Portal:Toolforge/Admin/Runbooks/ToolsNfsAlmostFull
The ToolsNfsAlmostFull alert fires when the Toolforge NFS server is almost out of disk space. This happens surprisingly often as the NFS share has no quotas.
Error / Incident
The Toolforge NFS server is almost out of disk space. This generally means that some space needs to be freed up.
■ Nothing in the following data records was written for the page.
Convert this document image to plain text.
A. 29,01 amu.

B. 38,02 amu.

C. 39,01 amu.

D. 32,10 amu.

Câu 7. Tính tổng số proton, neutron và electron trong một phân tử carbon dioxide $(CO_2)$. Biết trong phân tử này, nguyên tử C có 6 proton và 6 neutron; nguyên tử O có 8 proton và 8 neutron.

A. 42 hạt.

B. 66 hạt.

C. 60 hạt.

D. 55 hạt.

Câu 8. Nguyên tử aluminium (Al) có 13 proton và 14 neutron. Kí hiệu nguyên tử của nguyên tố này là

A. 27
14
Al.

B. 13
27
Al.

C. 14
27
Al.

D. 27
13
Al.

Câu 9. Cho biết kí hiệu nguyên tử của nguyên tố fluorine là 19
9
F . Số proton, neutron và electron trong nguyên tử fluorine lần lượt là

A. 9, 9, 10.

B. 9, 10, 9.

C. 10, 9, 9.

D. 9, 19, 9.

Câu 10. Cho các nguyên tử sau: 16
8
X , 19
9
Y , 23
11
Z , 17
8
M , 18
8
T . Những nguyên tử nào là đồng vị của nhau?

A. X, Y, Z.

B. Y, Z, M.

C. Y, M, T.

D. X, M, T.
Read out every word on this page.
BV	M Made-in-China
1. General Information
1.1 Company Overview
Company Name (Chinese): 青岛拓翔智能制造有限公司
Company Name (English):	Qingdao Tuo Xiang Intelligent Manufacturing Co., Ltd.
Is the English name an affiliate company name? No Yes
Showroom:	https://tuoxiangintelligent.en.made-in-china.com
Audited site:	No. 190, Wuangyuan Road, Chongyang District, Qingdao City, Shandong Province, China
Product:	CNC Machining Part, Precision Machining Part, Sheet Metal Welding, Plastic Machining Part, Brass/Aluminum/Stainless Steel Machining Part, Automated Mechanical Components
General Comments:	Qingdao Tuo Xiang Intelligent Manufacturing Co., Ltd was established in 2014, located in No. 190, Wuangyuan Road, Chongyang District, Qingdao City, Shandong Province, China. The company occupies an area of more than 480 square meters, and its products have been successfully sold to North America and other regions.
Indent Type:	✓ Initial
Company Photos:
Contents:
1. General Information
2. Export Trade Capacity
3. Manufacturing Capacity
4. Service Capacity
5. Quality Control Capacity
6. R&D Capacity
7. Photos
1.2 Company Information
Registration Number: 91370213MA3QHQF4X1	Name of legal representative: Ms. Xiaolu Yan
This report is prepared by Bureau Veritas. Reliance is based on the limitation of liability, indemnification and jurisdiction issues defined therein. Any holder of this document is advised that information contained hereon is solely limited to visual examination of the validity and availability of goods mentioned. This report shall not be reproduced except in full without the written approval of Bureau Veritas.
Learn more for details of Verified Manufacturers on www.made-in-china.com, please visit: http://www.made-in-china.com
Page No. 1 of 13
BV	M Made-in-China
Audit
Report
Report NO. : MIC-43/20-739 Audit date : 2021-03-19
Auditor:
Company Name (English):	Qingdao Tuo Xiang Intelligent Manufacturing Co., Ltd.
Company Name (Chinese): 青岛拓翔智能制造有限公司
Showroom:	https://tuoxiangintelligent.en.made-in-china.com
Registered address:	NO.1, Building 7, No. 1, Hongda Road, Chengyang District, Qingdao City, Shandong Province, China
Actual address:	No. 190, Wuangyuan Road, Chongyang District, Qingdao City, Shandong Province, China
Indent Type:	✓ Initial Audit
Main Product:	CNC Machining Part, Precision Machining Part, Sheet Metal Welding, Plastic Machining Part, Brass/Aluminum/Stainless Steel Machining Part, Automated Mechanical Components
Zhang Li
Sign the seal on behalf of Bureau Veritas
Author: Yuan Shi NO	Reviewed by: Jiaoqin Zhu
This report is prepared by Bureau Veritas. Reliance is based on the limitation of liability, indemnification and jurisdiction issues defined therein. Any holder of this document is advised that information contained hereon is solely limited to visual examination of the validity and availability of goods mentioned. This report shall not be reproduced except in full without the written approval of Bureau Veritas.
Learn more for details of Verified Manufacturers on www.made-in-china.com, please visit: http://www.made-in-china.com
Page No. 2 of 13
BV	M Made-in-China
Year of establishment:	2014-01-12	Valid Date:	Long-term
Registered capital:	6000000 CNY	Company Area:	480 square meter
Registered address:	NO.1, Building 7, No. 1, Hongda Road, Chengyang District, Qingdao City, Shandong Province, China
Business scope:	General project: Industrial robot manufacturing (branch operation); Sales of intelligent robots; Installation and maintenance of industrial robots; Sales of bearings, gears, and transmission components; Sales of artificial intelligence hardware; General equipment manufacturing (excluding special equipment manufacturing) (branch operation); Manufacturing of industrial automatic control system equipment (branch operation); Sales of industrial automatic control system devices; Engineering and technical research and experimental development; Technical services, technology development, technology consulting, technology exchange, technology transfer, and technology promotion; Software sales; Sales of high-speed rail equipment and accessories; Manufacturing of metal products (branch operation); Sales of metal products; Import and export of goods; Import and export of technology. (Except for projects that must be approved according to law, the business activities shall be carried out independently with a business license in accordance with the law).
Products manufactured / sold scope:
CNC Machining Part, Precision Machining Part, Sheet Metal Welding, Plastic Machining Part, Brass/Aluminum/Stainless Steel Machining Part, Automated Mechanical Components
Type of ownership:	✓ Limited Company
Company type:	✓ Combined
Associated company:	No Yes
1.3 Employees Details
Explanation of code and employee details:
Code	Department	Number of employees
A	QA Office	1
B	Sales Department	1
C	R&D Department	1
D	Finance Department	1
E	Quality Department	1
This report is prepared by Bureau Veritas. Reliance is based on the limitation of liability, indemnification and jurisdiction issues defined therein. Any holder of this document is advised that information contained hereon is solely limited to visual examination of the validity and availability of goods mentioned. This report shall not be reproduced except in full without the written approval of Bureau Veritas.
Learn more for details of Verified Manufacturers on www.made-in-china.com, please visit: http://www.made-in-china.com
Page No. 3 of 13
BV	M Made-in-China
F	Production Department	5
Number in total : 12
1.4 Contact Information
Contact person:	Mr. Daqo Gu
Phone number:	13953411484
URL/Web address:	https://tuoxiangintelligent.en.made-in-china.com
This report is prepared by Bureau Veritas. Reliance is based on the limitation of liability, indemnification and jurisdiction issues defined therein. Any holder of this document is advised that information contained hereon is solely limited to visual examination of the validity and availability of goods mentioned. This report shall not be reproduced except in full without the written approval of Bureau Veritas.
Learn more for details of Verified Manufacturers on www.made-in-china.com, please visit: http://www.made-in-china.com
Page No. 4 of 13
Note that this alert comes in multiple severity levels, a warning
alert means that there's much more space available than for a critical
or a page
alert.
As of 2024-01-03 the nfs server is tools-nfs-2.tools.eqiad1.wikimedia.cloud
Debugging
Try what was done last time
If the alert fires after a very short time (about a week or so) after the last time cleanup was done, it is usually caused by the same thing as the last time. Look at the task for that cleanup and look what was done there. Cleanup those again and nudge those maintainers.
Locate disk hogs
# ionice -c 3 nice -19 find /srv/tools -type f -size +100M -printf "%k KB %p\n" | sort -h > tools_large_files_$(date +%Y%m%d).txt
This will take a few hours to complete.
Common issues
Add here any new common issues you find.
Related information
- Portal:Data_Services/Admin/Runbooks/Enable_NFS_for_a_project
- Portal:Data_Services/Admin/Shared_storage
Old incidents
Add here any new tasks for incidents you might encounter.